Source:  Equine Influenza Down Under    Tag:  equine adenovirus
Since we learned about the alpha/roller coaster viruses on Tuesday, thought this article about 5 horses in New South Wales who have contracted the Equine Influenza would be appropriate.




New South Wales deputy chief veterinary officer Steve Dunn on Saturday [6
Oct 2007] confirmed that 5 horses near Rosehill racecourse have contracted
equine influenza (EI). Tests came back positive late last night after a
number of horses stabled in the north east corner away from the main
racecourse showed signs of the disease.

Mr Dunn said the sick horses were stabled with a group of 40 horses, but
said every effort would be made to prevent the virus spreading to another
240 horses stabled at the main complex. "This confirmation is another
disappointment for the racing industry, and indeed for everyone working
round the clock to prevent spread of this disease," he said.

"We will be investigating how the disease moved to the Rosehill area. Again
we must stress the importance of people adhering to the movement
restrictions and taking all necessary biosecurity precautions when moving
between horses. We can only successfully manage this outbreak if everybody
does the right thing and follows the movement and biosecurity directions."

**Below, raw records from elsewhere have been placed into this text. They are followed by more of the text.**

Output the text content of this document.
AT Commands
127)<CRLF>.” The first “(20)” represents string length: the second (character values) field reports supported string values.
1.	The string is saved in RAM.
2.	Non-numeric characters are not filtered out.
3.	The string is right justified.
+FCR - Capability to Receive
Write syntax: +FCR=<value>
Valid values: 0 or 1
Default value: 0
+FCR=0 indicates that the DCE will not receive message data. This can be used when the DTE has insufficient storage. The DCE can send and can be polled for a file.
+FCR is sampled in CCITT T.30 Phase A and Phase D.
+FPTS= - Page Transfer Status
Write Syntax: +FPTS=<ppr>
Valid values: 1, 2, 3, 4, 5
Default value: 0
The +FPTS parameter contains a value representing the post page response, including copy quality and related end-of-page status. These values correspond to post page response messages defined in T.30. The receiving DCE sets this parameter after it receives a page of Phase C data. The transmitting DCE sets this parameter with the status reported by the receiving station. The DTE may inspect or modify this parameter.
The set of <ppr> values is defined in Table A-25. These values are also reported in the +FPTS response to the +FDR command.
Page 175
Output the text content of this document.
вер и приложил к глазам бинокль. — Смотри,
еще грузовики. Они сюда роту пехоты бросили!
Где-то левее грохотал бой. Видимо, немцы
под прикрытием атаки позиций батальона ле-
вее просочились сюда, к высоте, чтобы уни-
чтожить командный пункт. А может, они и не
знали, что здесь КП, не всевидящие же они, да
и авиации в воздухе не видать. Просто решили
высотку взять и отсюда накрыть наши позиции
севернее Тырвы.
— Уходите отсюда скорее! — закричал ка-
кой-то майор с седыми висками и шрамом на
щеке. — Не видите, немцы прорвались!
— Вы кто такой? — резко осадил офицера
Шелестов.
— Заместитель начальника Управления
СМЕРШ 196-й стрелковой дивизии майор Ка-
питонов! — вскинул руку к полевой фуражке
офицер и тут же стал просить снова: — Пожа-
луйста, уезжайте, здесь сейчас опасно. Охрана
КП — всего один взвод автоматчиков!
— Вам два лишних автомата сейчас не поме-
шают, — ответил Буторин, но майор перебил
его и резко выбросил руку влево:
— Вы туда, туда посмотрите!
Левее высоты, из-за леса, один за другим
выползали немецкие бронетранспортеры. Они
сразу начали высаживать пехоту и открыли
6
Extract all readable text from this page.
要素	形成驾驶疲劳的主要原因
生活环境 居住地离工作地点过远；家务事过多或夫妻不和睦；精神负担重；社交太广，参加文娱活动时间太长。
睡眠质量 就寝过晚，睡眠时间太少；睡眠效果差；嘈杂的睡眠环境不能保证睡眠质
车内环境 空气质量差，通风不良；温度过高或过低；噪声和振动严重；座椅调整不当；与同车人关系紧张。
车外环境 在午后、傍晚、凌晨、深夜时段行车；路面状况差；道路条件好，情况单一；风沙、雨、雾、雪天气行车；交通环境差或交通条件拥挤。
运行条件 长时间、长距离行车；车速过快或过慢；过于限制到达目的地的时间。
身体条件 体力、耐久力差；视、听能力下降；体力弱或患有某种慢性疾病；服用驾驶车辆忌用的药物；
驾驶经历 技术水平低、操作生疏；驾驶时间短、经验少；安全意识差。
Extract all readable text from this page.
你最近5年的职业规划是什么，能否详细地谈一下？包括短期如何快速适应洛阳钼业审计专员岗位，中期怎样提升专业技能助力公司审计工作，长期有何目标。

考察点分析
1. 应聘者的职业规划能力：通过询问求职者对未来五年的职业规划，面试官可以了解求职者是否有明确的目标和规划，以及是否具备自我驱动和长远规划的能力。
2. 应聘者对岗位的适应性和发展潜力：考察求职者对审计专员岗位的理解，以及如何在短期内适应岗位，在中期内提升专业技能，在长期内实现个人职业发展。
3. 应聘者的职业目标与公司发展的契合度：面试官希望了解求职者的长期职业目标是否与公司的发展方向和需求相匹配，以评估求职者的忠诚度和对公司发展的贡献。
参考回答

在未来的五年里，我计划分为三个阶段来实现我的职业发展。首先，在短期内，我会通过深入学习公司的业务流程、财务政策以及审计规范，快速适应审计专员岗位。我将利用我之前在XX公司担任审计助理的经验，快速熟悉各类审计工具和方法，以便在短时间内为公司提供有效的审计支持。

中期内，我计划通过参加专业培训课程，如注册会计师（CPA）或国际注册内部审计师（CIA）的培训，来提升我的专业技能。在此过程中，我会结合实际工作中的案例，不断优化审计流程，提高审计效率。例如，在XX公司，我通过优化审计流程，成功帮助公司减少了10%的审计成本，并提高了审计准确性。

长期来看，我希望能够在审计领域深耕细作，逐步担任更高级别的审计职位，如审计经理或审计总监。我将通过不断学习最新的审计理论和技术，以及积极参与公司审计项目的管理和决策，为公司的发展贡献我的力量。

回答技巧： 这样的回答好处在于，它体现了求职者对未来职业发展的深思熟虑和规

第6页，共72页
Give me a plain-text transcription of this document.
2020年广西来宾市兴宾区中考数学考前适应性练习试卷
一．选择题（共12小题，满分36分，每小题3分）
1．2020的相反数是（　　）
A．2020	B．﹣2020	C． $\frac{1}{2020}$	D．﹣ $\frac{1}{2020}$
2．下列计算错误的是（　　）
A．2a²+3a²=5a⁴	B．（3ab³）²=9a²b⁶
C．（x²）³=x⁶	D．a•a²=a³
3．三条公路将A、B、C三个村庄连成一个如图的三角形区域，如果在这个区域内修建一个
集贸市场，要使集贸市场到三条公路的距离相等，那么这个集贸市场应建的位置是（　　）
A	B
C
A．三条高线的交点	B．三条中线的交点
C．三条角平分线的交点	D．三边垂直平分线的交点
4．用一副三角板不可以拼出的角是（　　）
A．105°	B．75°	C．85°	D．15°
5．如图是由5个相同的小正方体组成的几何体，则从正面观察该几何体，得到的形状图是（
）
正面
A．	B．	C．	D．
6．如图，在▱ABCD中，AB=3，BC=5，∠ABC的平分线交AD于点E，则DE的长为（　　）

Mr Dunn said because the Rosehill racecourse complex and surrounding
stables was located in the red zone, strict quarantine measures were
already in place. All horses in the Rosehill racecourse complex were
vaccinated a week ago [1 Oct 2007], however, as the vaccine takes about 2
weeks to be effective, strict movement controls will be in place to help
give the vaccine the best chance of having an impact. "However, we will now
be adding extra quarantine measures as of first thing this morning to
prevent any further spread of the virus to nearby racehorses, or to any
other area."

Horses at the NSW Department of Primary Industries Elizabeth Macarthur
Agricultural Institute (EMAI)'s Belgenny Farm near Camden have contracted
equine influenza (EI). The historic property had been free of the disease
but recently some horses have returned positive EI tests despite the strict
quarantine measures maintained by staff. Belgenny Farm has 11 horses, all
of which have been moved into a higher level quarantine area away from
public access. The boundaries of this area have been marked by red/white
DPI Quarantine signs.

Belgenny Farm, which is situated on the EMAI property, is a popular
function centre for weddings and other events and as a school education
centre. These functions will not be affected by the EMAI quarantine --
visitor restrictions apply to the farm area only.

EI will not infect other animals or human beings, but the virus may be
carried by people who come into close proximity to an infected horse
thereby spreading the disease to uninfected horses. The public and visitors
are not to approach any horses located within the bounds of EMAI.